Lo mejor, dice, es empezar a jugar con la herramienta, haciéndole preguntas sobre cualquier tema relevante y entender que del otro lado responderá algo que tenga sentido. Cabe destacar que hay diferentes versiones: la 3.5 es gratuita y su información llega hasta enero de 2022; la versión 4 (con herramientas de imagen y análisis) y la recientemente estrenada 4.0 son ambas de pago.
Uso académico
Con el fin de adelantarse a su inevitable uso académico, y para que estudiantes y docentes puedan sacarle el máximo provecho, la Universidad del Alba lanzó una guía práctica que explica paso a paso cómo usarla durante el webinar «El impacto de la IA en la educación superior».
«La IA llegó y nos parece pertinente enseñarles cómo usarla adecuadamente para su beneficio en el desarrollo académico. La guía contiene la forma de utilización del ChatGPT para el apoyo del aprendizaje. Esta herramienta te permite tener un insumo para el desarrollo de una investigación», destaca Rafael Rosell Aiquel, rector del plantel.
El rector subraya la importancia de incluir el uso de la inteligencia artificial en las aulas y aprender a convivir con estas herramientas de manera ética y responsable: «Nosotros enseñamos cómo se cita la fuente del ChatGPT, y eso lo convierte inmediatamente en un apoyo clarísimo a la investigación».

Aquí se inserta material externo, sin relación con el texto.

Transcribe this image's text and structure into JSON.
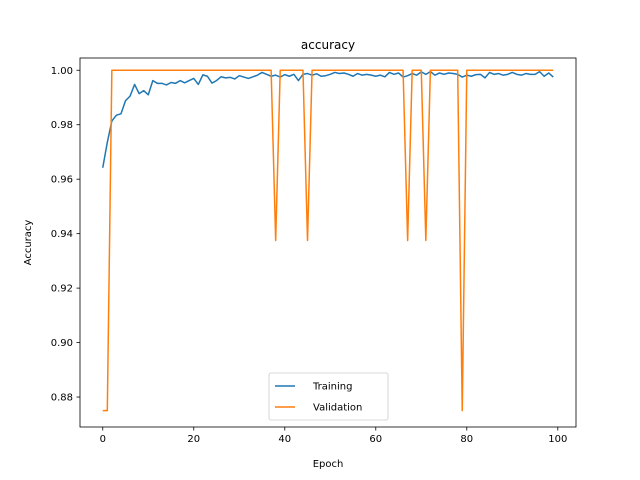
{
  "chart_data": {
    "type": "line",
    "title": "accuracy",
    "xlabel": "Epoch",
    "ylabel": "Accuracy",
    "xlim": [
      -5,
      104
    ],
    "ylim": [
      0.869,
      1.0045
    ],
    "xticks": [
      0,
      20,
      40,
      60,
      80,
      100
    ],
    "yticks": [
      0.88,
      0.9,
      0.92,
      0.94,
      0.96,
      0.98,
      1.0
    ],
    "ytick_labels": [
      "0.88",
      "0.90",
      "0.92",
      "0.94",
      "0.96",
      "0.98",
      "1.00"
    ],
    "grid": false,
    "legend_position": "lower center",
    "series": [
      {
        "name": "Training",
        "color": "#1f77b4",
        "values": [
          0.9642,
          0.9735,
          0.9814,
          0.9835,
          0.984,
          0.9888,
          0.9905,
          0.9948,
          0.9914,
          0.9925,
          0.991,
          0.9962,
          0.9952,
          0.9952,
          0.9946,
          0.9955,
          0.9952,
          0.9962,
          0.9954,
          0.9962,
          0.997,
          0.9948,
          0.9983,
          0.9978,
          0.9953,
          0.9962,
          0.9976,
          0.9972,
          0.9974,
          0.9968,
          0.998,
          0.9975,
          0.997,
          0.9976,
          0.9982,
          0.9992,
          0.9985,
          0.9978,
          0.9982,
          0.9975,
          0.9984,
          0.9978,
          0.9985,
          0.9962,
          0.9985,
          0.9988,
          0.9982,
          0.9987,
          0.9978,
          0.998,
          0.9985,
          0.9992,
          0.9988,
          0.999,
          0.9985,
          0.9978,
          0.9988,
          0.9982,
          0.9985,
          0.9982,
          0.9978,
          0.9982,
          0.9976,
          0.9992,
          0.9985,
          0.999,
          0.9975,
          0.998,
          0.9988,
          0.9982,
          0.9994,
          0.9985,
          0.9995,
          0.9982,
          0.999,
          0.9985,
          0.999,
          0.9988,
          0.9985,
          0.9975,
          0.9982,
          0.9978,
          0.9984,
          0.9985,
          0.9972,
          0.9992,
          0.9985,
          0.9988,
          0.9982,
          0.9985,
          0.9992,
          0.9985,
          0.9982,
          0.9988,
          0.9985,
          0.9985,
          0.9995,
          0.9978,
          0.999,
          0.9975
        ]
      },
      {
        "name": "Validation",
        "color": "#ff7f0e",
        "values": [
          0.875,
          0.875,
          1.0,
          1.0,
          1.0,
          1.0,
          1.0,
          1.0,
          1.0,
          1.0,
          1.0,
          1.0,
          1.0,
          1.0,
          1.0,
          1.0,
          1.0,
          1.0,
          1.0,
          1.0,
          1.0,
          1.0,
          1.0,
          1.0,
          1.0,
          1.0,
          1.0,
          1.0,
          1.0,
          1.0,
          1.0,
          1.0,
          1.0,
          1.0,
          1.0,
          1.0,
          1.0,
          1.0,
          0.9375,
          1.0,
          1.0,
          1.0,
          1.0,
          1.0,
          1.0,
          0.9375,
          1.0,
          1.0,
          1.0,
          1.0,
          1.0,
          1.0,
          1.0,
          1.0,
          1.0,
          1.0,
          1.0,
          1.0,
          1.0,
          1.0,
          1.0,
          1.0,
          1.0,
          1.0,
          1.0,
          1.0,
          1.0,
          0.9375,
          1.0,
          1.0,
          1.0,
          0.9375,
          1.0,
          1.0,
          1.0,
          1.0,
          1.0,
          1.0,
          1.0,
          0.875,
          1.0,
          1.0,
          1.0,
          1.0,
          1.0,
          1.0,
          1.0,
          1.0,
          1.0,
          1.0,
          1.0,
          1.0,
          1.0,
          1.0,
          1.0,
          1.0,
          1.0,
          1.0,
          1.0,
          1.0
        ]
      }
    ]
  }
}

La guía está disponible en la página web de la universidad y en el campus virtual, accesible para todos los estudiantes (udalba.cl , https://goo.su/YypCm4).
Paso a paso
Si aún no prueba esta herramienta, lo primero es crear una cuenta en Chatgpt.com (https://acortar.link/8WD8eo); tras acceder a la plataforma, se puede comenzar una conversación.
De acuerdo a la guía de la U. del Alba, una forma correcta de preguntar sería: Contexto + información específica + propósito + formato de respuesta.
¿Un ejemplo? «Soy estudiante de tercer año en Psicología y estoy enfocado en el estudio de la ética. Me interesa conocer más sobre los principios éticos de la práctica profesional de la sicología. Dime los principios éticos que guían la práctica profesional de la sicología. Dame la respuesta en forma de lista numerada, por favor».
«ChatGPT es tan versátil que incluso la pregunta inicial puede ser esta misma: ‘¿Qué tipo de preguntas o tareas básicas recomendaría a un principiante para familiarizarse con ChatGPT?'. El propio ChatGPT te guiará sobre cómo usarlo para aprender», asegura Felipe Guíñez, data scientist consultant de Raven.
Sin juicio
Daniel Montero, gerente de Servicios en DSAC Chile, explica que las preguntas específicas y claras funcionan mejor, al igual que proporcionar contexto relevante para obtener respuestas más precisa. «ChatGPT puede no siempre entender el contexto o las emociones detrás de las preguntas. No está diseñado para reemplazar el juicio humano en decisiones críticas y la calidad de las respuestas puede variar dependiendo de la información proporcionada y la complejidad de la solicitud», advierte.